Friday, Jul. 03, 2009
Location, location, location -- for distinctive Washington wine
By Ingrid Stegemoeller, Wine Press Northwest
Three distinct climates plus a trio of varying soil types equal three syrah wines with different flavor profiles that reflect the characteristics of the land on which the grapes were grown.
A new wine label called Alma Terra, produced by a Washington geologist and a Yakima Valley winemaker, seeks to highlight how the taste of a varietal changes based on the vineyard location.
Alan Busacca, a well-known former research professor in geology, agriculture and soil science at Washington State University, and Robert O. Smasne, a prominent winemaker in the Yakima Valley, started the project about three years ago. And the first fruits of their labor recently hit the market.
"I had an interest in launching a wine label," Busacca said. "(Robert) and I were talking about what would make sense, what would be a little unique in the marketplace. We hatched the idea of a terroir series of wines."
Terroir is a French term for the effect of climate, soils, geology and vineyard practices on the flavor of wine.
And Alma Terra, a term meaning nourishing earth, was the perfect name for the project.
Partway into the 2006 harvest, the pair contacted the owners of Minick Vineyard in the Yakima Valley, Coyote Canyon Vineyard in the Horse Heaven Hills and Ciel du Cheval Vineyard on Red Mountain.
"We picked the three vineyards based on general vineyard setting," Busacca said. "We wanted a cool climate site, an intermediate warmth site and a very hot site."
Soils at the three vineyards also vary greatly, from about one foot deep at Minick to 30 feet deep on Red Mountain, he said.

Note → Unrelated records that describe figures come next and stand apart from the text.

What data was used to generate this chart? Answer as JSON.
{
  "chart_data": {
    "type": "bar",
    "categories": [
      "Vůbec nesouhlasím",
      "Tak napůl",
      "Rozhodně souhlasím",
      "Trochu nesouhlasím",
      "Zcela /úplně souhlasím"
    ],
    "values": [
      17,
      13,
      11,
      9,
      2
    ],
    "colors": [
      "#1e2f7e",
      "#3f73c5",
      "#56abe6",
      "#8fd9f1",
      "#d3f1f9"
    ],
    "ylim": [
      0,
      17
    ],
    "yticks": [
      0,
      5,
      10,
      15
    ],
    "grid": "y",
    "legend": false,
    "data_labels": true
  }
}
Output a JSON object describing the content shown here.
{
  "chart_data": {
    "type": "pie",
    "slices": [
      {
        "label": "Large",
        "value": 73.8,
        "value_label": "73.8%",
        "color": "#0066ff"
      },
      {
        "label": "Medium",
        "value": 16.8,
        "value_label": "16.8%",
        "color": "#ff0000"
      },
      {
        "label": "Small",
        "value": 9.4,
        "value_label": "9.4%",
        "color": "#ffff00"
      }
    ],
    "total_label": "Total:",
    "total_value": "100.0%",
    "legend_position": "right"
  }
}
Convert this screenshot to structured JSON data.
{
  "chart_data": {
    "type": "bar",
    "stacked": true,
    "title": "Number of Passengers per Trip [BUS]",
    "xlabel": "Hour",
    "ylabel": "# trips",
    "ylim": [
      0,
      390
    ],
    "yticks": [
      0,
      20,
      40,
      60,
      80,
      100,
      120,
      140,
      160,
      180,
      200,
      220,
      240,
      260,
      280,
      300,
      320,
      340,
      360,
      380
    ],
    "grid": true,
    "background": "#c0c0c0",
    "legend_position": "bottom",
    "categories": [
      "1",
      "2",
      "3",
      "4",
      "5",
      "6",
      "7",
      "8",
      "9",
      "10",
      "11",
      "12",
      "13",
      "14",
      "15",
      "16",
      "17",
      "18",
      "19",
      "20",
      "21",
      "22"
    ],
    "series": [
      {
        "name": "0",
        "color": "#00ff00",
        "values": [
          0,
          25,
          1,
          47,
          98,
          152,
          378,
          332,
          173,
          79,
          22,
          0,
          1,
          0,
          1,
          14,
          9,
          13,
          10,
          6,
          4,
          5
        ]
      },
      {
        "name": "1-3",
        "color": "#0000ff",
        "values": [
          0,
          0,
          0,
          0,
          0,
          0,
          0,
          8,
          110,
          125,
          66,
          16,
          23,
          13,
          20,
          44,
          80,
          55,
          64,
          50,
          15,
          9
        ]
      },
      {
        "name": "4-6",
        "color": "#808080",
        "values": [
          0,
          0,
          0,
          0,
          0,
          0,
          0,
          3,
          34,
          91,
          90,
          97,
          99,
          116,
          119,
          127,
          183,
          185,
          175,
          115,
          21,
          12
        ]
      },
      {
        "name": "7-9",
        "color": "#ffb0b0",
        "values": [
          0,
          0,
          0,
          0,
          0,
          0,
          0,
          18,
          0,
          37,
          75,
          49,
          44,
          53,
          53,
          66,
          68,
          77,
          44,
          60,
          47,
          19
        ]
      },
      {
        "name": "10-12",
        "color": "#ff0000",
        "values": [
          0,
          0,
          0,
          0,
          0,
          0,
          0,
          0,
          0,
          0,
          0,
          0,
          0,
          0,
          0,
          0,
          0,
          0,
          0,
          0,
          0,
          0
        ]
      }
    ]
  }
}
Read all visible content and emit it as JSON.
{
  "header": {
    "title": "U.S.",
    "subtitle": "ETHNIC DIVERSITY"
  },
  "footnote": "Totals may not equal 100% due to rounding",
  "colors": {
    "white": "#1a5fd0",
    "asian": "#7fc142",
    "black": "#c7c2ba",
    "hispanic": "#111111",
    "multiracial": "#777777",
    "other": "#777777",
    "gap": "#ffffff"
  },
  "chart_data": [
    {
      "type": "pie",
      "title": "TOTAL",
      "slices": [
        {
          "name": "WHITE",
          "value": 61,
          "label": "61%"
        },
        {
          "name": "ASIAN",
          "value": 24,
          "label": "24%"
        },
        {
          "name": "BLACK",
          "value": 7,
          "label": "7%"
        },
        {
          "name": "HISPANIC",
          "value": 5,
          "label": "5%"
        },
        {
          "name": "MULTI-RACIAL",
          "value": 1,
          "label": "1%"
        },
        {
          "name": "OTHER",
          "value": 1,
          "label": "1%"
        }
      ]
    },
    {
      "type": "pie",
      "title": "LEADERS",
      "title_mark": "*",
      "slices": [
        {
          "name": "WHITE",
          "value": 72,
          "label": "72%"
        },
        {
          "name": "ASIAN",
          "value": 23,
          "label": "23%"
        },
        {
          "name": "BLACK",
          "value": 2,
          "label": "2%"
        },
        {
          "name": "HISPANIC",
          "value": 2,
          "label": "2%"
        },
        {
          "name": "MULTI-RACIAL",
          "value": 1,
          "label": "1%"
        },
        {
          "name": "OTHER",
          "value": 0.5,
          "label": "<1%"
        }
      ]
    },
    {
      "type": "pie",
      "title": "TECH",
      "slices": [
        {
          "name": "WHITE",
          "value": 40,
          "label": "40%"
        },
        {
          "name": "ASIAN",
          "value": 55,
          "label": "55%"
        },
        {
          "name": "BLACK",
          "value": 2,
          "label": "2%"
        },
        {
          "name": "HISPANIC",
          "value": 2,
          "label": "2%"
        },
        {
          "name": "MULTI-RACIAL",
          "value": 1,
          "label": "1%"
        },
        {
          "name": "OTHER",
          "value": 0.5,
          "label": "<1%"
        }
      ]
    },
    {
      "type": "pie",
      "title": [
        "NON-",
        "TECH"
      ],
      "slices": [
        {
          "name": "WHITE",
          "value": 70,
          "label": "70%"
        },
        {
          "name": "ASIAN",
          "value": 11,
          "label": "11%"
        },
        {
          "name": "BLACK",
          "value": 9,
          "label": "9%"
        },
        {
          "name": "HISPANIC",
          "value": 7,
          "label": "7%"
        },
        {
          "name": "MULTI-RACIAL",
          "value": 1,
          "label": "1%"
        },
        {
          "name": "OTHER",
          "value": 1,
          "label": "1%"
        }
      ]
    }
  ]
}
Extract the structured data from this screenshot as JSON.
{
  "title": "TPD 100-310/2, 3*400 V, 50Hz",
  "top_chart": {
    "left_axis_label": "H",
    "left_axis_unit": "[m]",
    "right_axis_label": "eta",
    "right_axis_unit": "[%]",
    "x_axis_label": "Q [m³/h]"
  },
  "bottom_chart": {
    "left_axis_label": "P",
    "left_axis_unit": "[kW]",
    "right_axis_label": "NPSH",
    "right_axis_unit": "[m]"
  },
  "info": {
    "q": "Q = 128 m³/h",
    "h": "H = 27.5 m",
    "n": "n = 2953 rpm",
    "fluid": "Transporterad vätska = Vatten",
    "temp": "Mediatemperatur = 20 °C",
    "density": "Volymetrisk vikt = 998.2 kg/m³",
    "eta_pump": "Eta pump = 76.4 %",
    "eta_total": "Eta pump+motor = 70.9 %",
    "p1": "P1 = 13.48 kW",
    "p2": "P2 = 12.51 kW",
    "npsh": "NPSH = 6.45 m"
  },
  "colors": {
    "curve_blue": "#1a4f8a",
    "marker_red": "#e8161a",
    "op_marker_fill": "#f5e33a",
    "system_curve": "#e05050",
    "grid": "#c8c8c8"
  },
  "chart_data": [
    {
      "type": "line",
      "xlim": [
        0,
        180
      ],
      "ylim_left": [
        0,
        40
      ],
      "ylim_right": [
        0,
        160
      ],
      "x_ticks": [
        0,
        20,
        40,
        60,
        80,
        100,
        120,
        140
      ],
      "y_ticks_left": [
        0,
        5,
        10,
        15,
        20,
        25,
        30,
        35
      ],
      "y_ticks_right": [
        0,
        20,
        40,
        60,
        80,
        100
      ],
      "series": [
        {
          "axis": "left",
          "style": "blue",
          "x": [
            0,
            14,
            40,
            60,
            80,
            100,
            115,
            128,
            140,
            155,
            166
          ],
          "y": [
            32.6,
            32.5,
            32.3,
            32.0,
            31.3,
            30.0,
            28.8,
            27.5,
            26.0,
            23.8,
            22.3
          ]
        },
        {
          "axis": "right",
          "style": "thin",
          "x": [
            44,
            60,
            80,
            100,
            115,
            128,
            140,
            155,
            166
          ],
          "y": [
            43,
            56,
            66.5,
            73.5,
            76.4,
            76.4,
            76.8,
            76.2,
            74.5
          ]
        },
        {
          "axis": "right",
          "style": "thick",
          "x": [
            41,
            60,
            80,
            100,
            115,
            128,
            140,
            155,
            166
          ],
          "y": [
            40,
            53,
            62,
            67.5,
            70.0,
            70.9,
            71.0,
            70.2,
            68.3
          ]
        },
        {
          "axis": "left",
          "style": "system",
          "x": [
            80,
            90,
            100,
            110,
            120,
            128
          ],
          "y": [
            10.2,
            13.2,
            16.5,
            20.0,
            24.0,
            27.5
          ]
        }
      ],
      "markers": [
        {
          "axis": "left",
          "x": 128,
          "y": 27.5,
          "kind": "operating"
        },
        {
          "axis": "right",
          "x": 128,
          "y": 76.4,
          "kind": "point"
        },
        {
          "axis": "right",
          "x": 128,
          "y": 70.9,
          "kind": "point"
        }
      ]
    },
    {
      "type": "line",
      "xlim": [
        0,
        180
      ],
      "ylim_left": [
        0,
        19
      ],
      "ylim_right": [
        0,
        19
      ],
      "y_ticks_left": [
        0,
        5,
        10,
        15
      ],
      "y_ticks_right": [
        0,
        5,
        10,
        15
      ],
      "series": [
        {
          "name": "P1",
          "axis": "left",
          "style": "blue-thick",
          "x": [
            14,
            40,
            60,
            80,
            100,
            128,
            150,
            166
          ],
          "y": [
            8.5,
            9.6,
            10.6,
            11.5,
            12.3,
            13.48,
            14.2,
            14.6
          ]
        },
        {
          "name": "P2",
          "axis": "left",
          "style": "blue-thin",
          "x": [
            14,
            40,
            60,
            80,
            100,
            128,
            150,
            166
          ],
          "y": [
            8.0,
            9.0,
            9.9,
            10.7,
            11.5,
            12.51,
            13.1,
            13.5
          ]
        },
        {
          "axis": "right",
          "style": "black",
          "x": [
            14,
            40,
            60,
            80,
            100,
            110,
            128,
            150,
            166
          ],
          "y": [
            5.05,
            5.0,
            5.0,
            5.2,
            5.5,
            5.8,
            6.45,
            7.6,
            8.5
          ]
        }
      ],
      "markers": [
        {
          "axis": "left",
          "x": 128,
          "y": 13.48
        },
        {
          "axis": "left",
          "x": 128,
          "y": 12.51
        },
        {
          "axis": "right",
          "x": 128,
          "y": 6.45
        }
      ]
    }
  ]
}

Smasne suggested Syrah as the variety because it's "really responsive to its site," Busacca said.
"In order for us to make the best attempt to have the wines in the bottle express the character of the vineyard ... (we had to) make each of the wines in an identical fashion," he said.
That way variations in each of the three wines would be mostly a result of the site.
Jim Holmes, owner of the famed Ciel du Cheval Vineyard, said he was excited about the project.
"I think it's a great idea," he said. "I'm interested myself in the outcome."
He noted the high concentration of calcium carbonate in the soils of Red Mountain that results from very little rainfall as one of the growing area's most unique characteristics.
The three Syrahs produced from the 2006 harvest are now for sale in a boxed set, which includes a set of laminated cards explaining the project and a fourth bottle of wine that's a blend of the other three.
"When you taste the blend ... you go, 'Oh my gosh I can really taste the symphony of all three wines together,'" Busacca said, complimenting Smasne's vision for the project and his winemaking acumen.
The pair produced 500 boxed sets and an additional 50 cases of the blend for individual sale.
Smasne and Busacca also made a 2007 Viognier blend that's been released as a preview of the single-vineyard wines that likely will be ready next year.
Getting the new wine to market has been more of a challenge than expected, Busacca said.
And sales of more expensive wine have slowed with the economy, meaning many wine shops are hesitant to take on new high-end inventory, he added. The boxed set sells for $220.
He credited Kennewick's Sara Nelson Design for creating the look of the bottles.
The pair are happy with the results of their project so far, Busacca said. And while they may pursue other varieties down the line, they'll stick with the two they've got for now.
"Right now our focus is to tell the world about the syrah and viognier wines we have," Busacca said.